- Born: September 1, 1982 (age 43) Regina, Saskatchewan, Canada

Curling career
- Hearts appearances: 3 (2005, 2008, 2011)
- Grand Slam victories: 3 (Casinos of Winnipeg, 2007; Wayden Transportation Ladies Classic, 2006; Autumn Gold, 2008)

Medal record
Curling
World Junior Championships
| Gold medal – first place | 2003 Flims |  |
Scotties Tournament of Hearts
| Silver medal – second place | 2008 Regina |  |
Canadian Olympic Curling Trials
| Silver medal – second place | 2009 Edmonton |  |
| Bronze medal – third place | 2005 Halifax |  |

= Chelsey Matson =

Canadian curler

Chelsey Matson (née Bell) (born September 1, 1982) is a Canadian curler.

==Career==
Matson was the long-time lead for Stefanie Lawton. She played for her at the 2001 Canadian Junior Curling Championships and at the 2005 Scott Tournament of Hearts. However, it was in 2003 when playing lead for Lawton's sister, Marliese Kasner that she won the Canadian and World Junior Curling Championships. She was named the all-star lead at the World Juniors that year.

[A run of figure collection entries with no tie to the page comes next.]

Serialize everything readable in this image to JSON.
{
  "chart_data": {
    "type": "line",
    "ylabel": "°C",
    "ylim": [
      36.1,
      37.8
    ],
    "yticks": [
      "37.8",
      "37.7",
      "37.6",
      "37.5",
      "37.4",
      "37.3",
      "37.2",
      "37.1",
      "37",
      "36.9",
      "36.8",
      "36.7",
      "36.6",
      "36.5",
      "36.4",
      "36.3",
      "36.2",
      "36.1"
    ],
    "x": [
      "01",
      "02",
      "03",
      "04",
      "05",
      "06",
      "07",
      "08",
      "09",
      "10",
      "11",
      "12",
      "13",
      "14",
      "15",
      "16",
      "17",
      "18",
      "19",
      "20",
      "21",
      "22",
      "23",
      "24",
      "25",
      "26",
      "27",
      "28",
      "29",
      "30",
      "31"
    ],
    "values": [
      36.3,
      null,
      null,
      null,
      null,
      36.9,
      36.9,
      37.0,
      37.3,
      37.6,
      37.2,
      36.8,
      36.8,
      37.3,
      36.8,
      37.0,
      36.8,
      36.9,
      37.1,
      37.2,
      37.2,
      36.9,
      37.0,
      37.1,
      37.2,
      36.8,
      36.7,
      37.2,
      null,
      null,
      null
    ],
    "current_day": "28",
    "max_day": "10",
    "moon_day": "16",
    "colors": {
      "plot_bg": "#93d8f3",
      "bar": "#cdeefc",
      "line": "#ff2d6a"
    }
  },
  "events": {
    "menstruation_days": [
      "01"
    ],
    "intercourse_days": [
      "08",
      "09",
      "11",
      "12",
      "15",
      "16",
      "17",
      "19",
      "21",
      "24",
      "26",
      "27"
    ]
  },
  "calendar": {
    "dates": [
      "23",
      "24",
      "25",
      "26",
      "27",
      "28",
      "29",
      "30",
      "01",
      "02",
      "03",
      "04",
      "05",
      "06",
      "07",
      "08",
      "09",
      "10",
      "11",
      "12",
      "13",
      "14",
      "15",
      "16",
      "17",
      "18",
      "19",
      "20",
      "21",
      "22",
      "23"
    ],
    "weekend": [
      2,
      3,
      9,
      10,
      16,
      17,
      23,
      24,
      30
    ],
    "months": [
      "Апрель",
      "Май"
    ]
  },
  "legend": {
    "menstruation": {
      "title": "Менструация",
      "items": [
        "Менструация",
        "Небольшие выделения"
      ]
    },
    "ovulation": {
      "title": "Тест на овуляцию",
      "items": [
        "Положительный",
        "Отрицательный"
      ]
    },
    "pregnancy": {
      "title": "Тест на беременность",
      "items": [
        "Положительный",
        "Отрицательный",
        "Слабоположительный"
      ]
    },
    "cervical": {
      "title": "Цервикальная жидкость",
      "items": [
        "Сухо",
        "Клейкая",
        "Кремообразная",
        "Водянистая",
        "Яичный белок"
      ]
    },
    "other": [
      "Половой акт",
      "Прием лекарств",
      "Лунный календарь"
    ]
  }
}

Matson left the Lawton team in 2007 to play with Kleibrink. With Kleibrink, Bell has shared several successes, including winning the Casinos of Winnipeg Grand Slam in October 2007 and the 2008 Alberta Provincial Championship in January 2008.

==Personal life==
Matson was born in Regina, Saskatchewan. Matson married in the summer of 2011.